Fig. 1 — Immunohistochemistry of AR and PCNA in prostatic acini of rat ventral prostate. A: nuclear expression of AR (arrow). B: nuclear expression of PCNA (arrow) in few secretory epithelial cells of prostatic acini. L, lumen; S, stroma (×400).

Fig. 2 — Electron photomicrograph of a part of a rat ventral prostatic acinus showing secretory columnar epithelial cells (SC) and basal flat cells (BC), both resting on the basement membrane (BM). The secretory epithelial cell shows; basal nucleus (N), parallel cisternae of rough endoplasmic reticulum (RER), apical secretory granules (SG) of varying electron density and apical microvilli (arrow) are projecting in the lumen. L, lumen; S, stroma (TEM, × 2000).

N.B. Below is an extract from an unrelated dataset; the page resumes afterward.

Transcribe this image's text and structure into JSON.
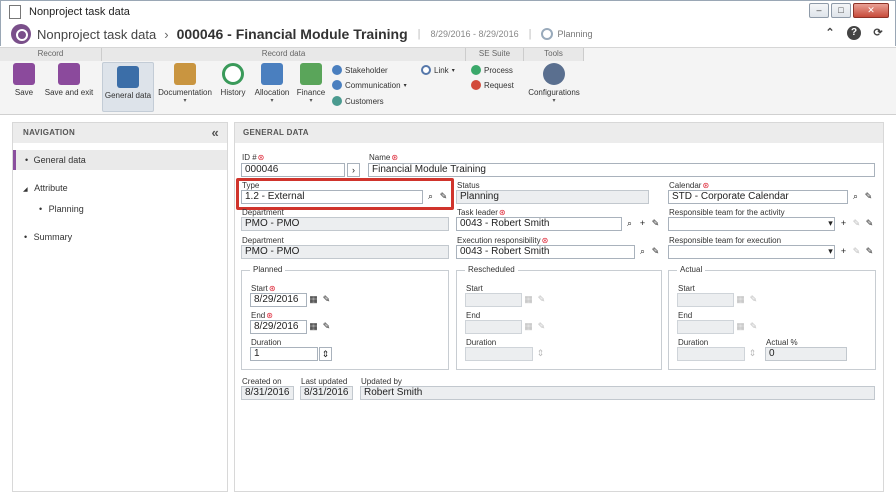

Immunoelectron microscopy of androgen receptor revealed the presence of gold particles-labeled AR in the nuclei as well as in the cytoplasm of the secretory epithelial cells. AR was distributed in all nuclear compartments including; the nuclear membrane, the nuclear pore, the nucleoli and over the chromatin (peripheral condensed and extended chromatin) with different distribution patterns. The gold particles were either freely distributed or aggregated together in the periphery of the nucleus (Figs. 3 and 4). In the cytoplasm, the gold particles were scattered near the nuclear membrane, mainly close to the rough endoplasmic reticulum as well as over the mitochon-drial matrix and membranes (Fig. 5).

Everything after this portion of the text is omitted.